GenAI detection tools

As LLM-generated texts became increasingly better, a need has emerged to create tools that could detect whether a text is Human Written Text (HWT), or Machine Generated Text (MGT). Thus, several tools were developed to perform this task to help identify MGT.

An early attempt of evaluating the performance of AI detectors was in a 2023 study that compared ChatGPT and university students answering questions from tests in 32 university courses (Ibrahim et al., 2023), and tested how well they can be classified by two tools [GPTZero (Tian, 2023) and OpenAI’s Text Classifier (OpenAI, n.d.)], with a False Negative Rate (FNR) (AI texts classified as human) of, respectively, 32 and 49% on average. To test the robustness of these detectors they used QuillBot’s Paraphraser (n.d.), a popular tool that automatically paraphrases texts, and showed that they can be exploited, increasing the average FNR of both Algorithms to 95 and 98%. Since July 2023, Open AI removed its texts classifier tool, citing low accuracy concerns (OpenAI, n.d.) and has not released a new version.

In order to compare how different detectors were able to differentiate HWT and MGT from different LLMs (ChatGLM, Dolly, ChatGPTturbo, GPT4All, StableLM, and Claude) and across different types of corpora (academic essays, short stories, and news articles), BenchGPT (He et al., 2024) created datasets of each genus containing 1,000 HWT and 1,000 MGT (from those LLMs). The study showed that all detectors are sensitive to changes in the selection of their training dataset. There is a trade-off where detectors that are robust against genre changes like ConDA (Bhattacharjee et al., 2023) (F1-score when trained with news dropped from 0.99 to 0.67 when testing essays) are poor at detecting MGT created with a model different than the one it was trained on, when trained with StableLM (Hugging Face, n.d.) the F1-score testing Claude drops to 0.00. On the other hand, detectors like DEMASQ (Kumari et al., 2023) that are robust against changes in LLM (F0-score drop from 0.92 to 0.71 when trained in ChatGPT-Turbo testing MGT from StableLM) fail when there is a change in genre (F0-score of 0.23 when trained on news and testing essays).

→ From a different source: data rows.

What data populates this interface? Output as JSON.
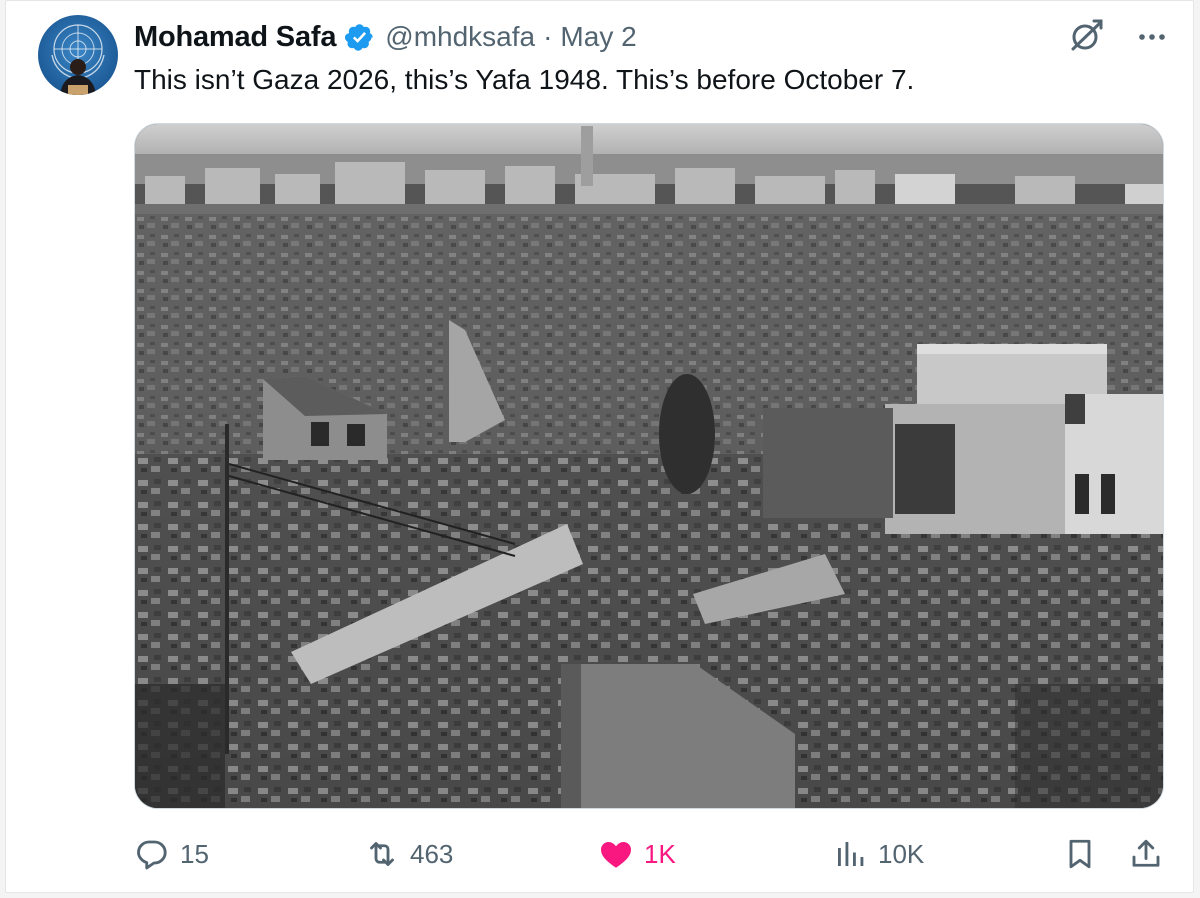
{
  "tweet": {
    "author_name": "Mohamad Safa",
    "handle": "@mhdksafa",
    "separator": "·",
    "date": "May 2",
    "text": "This isn’t Gaza 2026, this’s Yafa 1948. This’s before October 7.",
    "verified": true
  },
  "icons": {
    "verified": "verified-badge-icon",
    "grok": "grok-icon",
    "more": "more-icon",
    "reply": "reply-icon",
    "retweet": "retweet-icon",
    "like": "heart-icon",
    "views": "views-icon",
    "bookmark": "bookmark-icon",
    "share": "share-icon"
  },
  "metrics": {
    "replies": "15",
    "reposts": "463",
    "likes": "1K",
    "views": "10K"
  },
  "colors": {
    "verified_blue": "#1d9bf0",
    "like_pink": "#f91880",
    "muted_text": "#536471",
    "primary_text": "#0f1419"
  },
  "state": {
    "liked": true
  }
}
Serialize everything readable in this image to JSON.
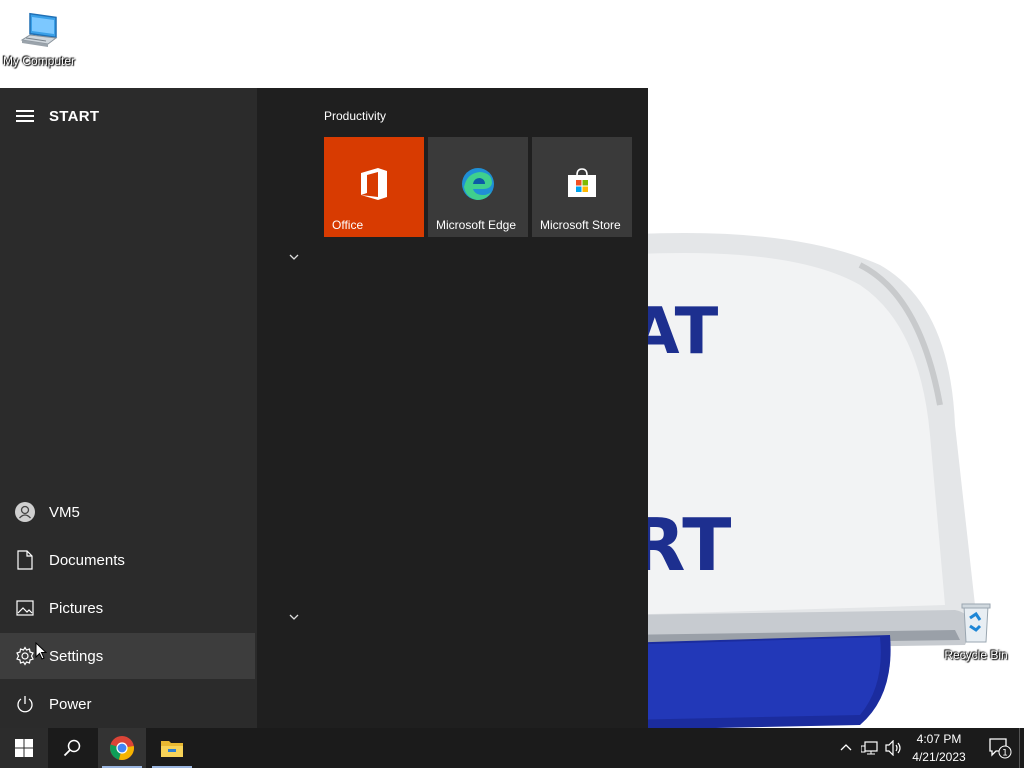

Another factor that contributes to the low accuracy in MGT detection is bias in the training datasets used by AI detectors, which can impact their ability to classify some types of HWT. An earlier study claimed that several detectors exhibited higher false positive rates (FPR) on texts written by non-native English speakers (Liang et al., 2023). This was attributed to non-native writing showing lower text perplexity, making it appear, paradoxically, more machine-like. Perplexity, a metric used in several detectors, measures how difficult each word is to predict given the preceding text. Texts with lower perplexity are easier for a language model to predict and are thus assumed to be more “machine-like,” especially if the detector is based on models like GPT.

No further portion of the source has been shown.